Tenaya Therapeutics, South San Francisco, United States.
Cardiovascular Institute and Department of Medicine, Stanford University, Stanford, United States.
Elife. 2021 Aug 2;10:e68714. doi: 10.7554/eLife.68714.

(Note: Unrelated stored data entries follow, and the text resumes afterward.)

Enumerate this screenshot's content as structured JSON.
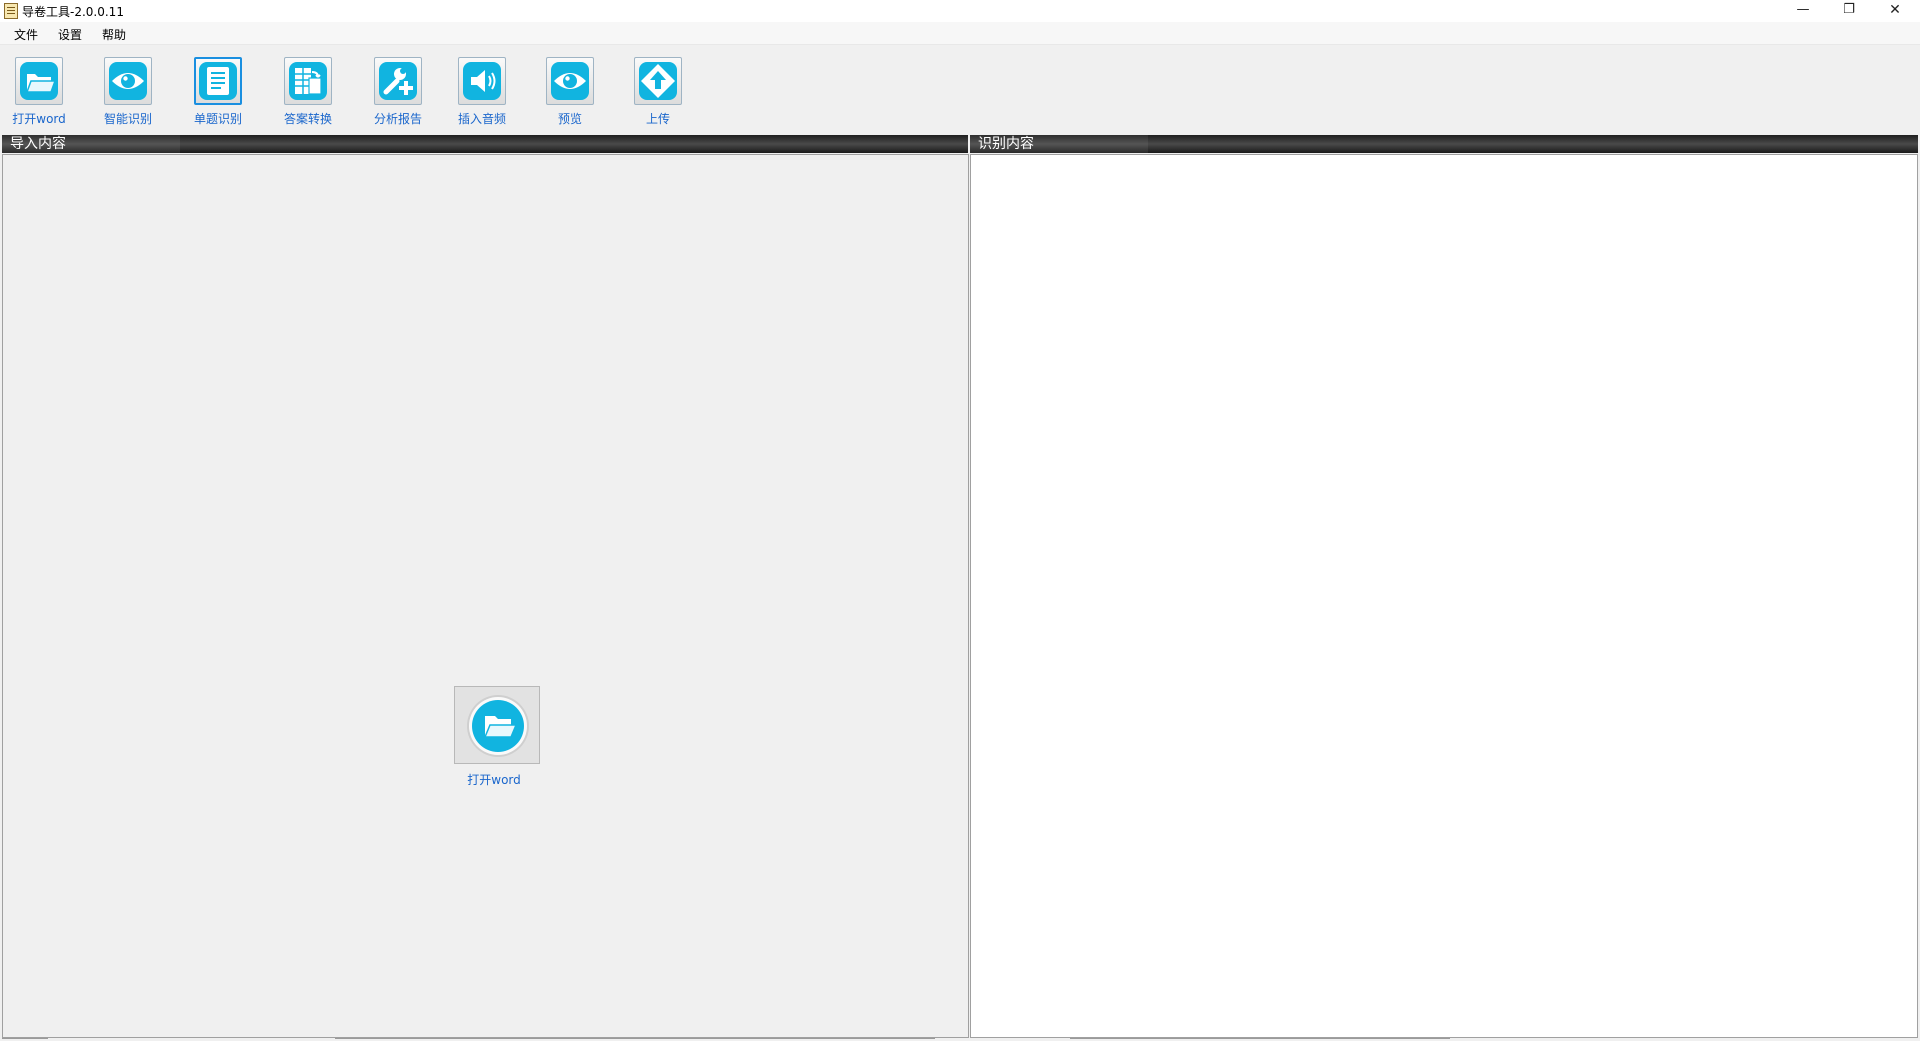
{
  "window": {
    "title": "导卷工具-2.0.0.11",
    "controls": {
      "minimize": "—",
      "maximize": "❐",
      "close": "✕"
    }
  },
  "menu": [
    "文件",
    "设置",
    "帮助"
  ],
  "toolbar": [
    {
      "label": "打开word",
      "icon": "folder-icon"
    },
    {
      "label": "智能识别",
      "icon": "eye-icon"
    },
    {
      "label": "单题识别",
      "icon": "document-icon",
      "active": true
    },
    {
      "label": "答案转换",
      "icon": "grid-convert-icon"
    },
    {
      "label": "分析报告",
      "icon": "wrench-plus-icon"
    },
    {
      "label": "插入音频",
      "icon": "speaker-icon"
    },
    {
      "label": "预览",
      "icon": "eye-icon"
    },
    {
      "label": "上传",
      "icon": "upload-arrow-icon"
    }
  ],
  "panels": {
    "left": {
      "title": "导入内容",
      "center_button_label": "打开word"
    },
    "right": {
      "title": "识别内容"
    }
  },
  "colors": {
    "accent_icon": "#11b4e0",
    "label_blue": "#1a66cc",
    "panel_header_dark": "#2a2a2a"
  }
}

Drug-induced cardiotoxicity and hepatotoxicity are major causes of drug attrition. To decrease late-stage drug attrition, pharmaceutical and biotechnology industries need to establish biologically relevant models that use phenotypic screening to detect drug-induced toxicity in vitro. In this study, we sought to rapidly detect patterns of cardiotoxicity using high-content image analysis with deep learning and induced pluripotent stem cell-derived cardiomyocytes (iPSC-CMs). We screened a library of 1280 bioactive compounds and identified those with potential cardiotoxic liabilities in iPSC-CMs using a single-parameter score based on deep learning. Compounds demonstrating cardiotoxicity in iPSC-CMs included DNA intercalators, ion channel blockers, epidermal growth factor receptor, cyclin-dependent kinase, and multi-kinase inhibitors. We also screened a diverse library of molecules with unknown targets and identified chemical frameworks that show cardiotoxic signal in iPSC-CMs. By using this screening approach during target discovery and lead optimization, we can de-risk early-stage drug discovery. We show that the broad applicability of combining deep learning with iPSC technology is an effective way to interrogate cellular phenotypes and identify drugs that may protect against diseased phenotypes and deleterious mutations.
药物诱导的心脏毒性和肝毒性是药物淘汰的主要原因。为了减少后期药物淘汰,制药和生物技术行业需要建立具有生物学相关性的模型,利用表型筛选在体外检测药物诱导的毒性。在这项研究中,我们试图使用深度学习和诱导多能干细胞衍生的心肌细胞(iPSC-CMs)的高内涵图像分析快速检测心脏毒性模式。我们筛选了一个包含 1280 种生物活性化合物的文库,并使用基于深度学习的单一参数评分来鉴定 iPSC-CMs 中具有潜在心脏毒性的化合物。在 iPSC-CMs 中表现出心脏毒性的化合物包括 DNA 嵌入剂、离子通道阻滞剂、表皮生长因子受体、细胞周期蛋白依赖性激酶和多激酶抑制剂。我们还筛选了一个具有未知靶点的多样化分子文库,并鉴定出在 iPSC-CMs 中显示心脏毒性信号的化学框架。通过在目标发现和先导化合物优化过程中使用这种筛选方法,我们可以降低早期药物发现的风险。我们表明,将深度学习与 iPSC 技术相结合的广泛适用性是一种有效的方法,可以探究细胞表型,并识别可能预防疾病表型和有害突变的药物。